Springfield, Mo., sophomore Katie Groves said she saw the display on her way to work from class, picked up an ornament and pondered its content during her shift.

Groves said the event helped her reflect on her romantic relationship that ended six months ago. She said the ornaments highlighted the “red flags” she was unable to see at the time.

“It was proving to myself that I was right in feeling that that relationship was unhealthy,” Groves said. “It helps because now I can go into relationships knowing that if I see that behavior again to take it as a red flag and not try to justify it or make an excuse for that person.”

Sofie Hernandez, Houston junior and It’s On Us event coordinator, said unhealthy relationships are “such a difficult topic to approach,” because most people “don’t realize the things they’re going through until it’s all said and done.”

Hernandez said the signs of abuse are meant to act as a “two-way street,” causing reflection on both what has happened to them as well as what they may be doing to others without realizing it.

“I’m hoping that people will be able to identify these behaviors in themselves and in other people, then hopefully do something about it,” Hernandez said.

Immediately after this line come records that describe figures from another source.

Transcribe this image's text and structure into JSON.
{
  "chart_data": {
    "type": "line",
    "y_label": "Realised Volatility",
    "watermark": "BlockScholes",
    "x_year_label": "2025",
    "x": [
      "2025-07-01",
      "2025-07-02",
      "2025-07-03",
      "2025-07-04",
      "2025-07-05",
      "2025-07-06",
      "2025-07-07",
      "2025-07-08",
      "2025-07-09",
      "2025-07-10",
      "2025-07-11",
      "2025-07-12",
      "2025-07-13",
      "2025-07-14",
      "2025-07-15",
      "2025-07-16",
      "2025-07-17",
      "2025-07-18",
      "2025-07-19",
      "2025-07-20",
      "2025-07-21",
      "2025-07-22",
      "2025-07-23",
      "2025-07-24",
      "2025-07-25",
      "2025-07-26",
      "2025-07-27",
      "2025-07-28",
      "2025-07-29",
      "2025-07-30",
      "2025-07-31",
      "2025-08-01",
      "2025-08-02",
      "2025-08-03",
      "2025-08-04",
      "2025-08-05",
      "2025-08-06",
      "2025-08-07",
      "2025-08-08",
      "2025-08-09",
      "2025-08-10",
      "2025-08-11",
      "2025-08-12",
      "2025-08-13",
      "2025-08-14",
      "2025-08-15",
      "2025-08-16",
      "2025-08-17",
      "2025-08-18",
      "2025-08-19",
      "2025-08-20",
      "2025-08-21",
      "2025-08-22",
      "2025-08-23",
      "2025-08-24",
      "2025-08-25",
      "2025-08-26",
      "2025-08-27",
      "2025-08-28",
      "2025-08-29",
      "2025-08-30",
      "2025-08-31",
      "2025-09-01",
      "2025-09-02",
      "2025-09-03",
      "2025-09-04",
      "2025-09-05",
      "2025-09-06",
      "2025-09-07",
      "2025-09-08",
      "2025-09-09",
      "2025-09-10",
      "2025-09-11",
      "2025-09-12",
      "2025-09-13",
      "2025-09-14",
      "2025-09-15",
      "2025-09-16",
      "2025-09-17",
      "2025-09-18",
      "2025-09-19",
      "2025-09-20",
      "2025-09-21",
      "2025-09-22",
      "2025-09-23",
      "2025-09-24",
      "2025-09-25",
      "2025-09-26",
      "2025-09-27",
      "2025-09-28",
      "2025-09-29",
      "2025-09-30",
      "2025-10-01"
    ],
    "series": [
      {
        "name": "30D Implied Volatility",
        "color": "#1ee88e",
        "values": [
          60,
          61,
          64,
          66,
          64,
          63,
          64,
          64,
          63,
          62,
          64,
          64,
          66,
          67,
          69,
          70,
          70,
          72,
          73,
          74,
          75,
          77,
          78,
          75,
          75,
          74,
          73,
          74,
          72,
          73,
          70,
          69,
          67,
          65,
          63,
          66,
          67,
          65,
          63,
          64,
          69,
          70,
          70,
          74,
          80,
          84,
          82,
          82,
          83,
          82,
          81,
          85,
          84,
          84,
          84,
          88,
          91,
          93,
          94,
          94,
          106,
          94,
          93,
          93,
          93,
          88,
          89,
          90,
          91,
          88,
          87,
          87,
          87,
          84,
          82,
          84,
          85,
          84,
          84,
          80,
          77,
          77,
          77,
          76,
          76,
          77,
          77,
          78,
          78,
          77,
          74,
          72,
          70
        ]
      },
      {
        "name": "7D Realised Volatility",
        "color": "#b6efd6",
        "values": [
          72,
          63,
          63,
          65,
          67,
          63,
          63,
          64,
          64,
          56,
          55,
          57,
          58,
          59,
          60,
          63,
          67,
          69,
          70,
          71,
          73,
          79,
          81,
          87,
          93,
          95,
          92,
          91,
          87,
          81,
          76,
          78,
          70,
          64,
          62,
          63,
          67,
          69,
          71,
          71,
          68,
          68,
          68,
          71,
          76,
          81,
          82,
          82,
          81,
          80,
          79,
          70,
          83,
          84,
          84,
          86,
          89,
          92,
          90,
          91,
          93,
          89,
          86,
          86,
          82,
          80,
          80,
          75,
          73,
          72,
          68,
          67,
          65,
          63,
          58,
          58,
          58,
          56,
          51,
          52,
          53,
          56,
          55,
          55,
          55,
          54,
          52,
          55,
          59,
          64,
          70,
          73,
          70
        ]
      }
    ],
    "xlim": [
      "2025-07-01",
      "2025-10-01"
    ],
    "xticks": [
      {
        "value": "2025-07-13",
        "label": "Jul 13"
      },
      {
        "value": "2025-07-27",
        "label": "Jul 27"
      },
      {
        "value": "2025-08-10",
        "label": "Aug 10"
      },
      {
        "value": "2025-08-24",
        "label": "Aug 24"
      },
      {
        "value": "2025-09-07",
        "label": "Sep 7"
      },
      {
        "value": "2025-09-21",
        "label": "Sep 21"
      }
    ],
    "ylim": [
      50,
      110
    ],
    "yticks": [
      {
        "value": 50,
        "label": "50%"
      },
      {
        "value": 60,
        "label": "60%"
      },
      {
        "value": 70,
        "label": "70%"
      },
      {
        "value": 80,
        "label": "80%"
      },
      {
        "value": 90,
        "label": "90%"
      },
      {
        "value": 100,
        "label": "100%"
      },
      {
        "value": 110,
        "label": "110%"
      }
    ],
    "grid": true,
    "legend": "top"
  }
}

Hernandez said the Christmas in October display was designed to be “eye-catching” and “almost startling” to attract people to “something they may not be ready to be taught.”

“If you have something where people are confused and it feels a bit out of place, they might come up and read one of the tags and that might impact them enough,” Hardy said.

Hardy said It’s On Us has learned that people are less likely to attend a seminar or meeting, so a display was the ideal approach for disseminating information.

Hardy said she began conceptualizing the idea for the event during the summer when she was thinking about how out of place certain aspects of a relationship are. After having a conversation with One Love Foundation, she began brainstorming ways to symbolize the message in the form of an event. In the fall, It’s On Us began coordinating resources for the event. For a few weeks leading up to the display, members made ornaments, Hardy gathered Christmas trees and Hernandez designed the informational cards.

Groves said she will stop by nearly any philanthropic or educational booth on campus. She said the It’s On Us’ display was “more effective” and “more interactive” than others she has seen. According to Groves, it was “a more light way to address a heavy topic.”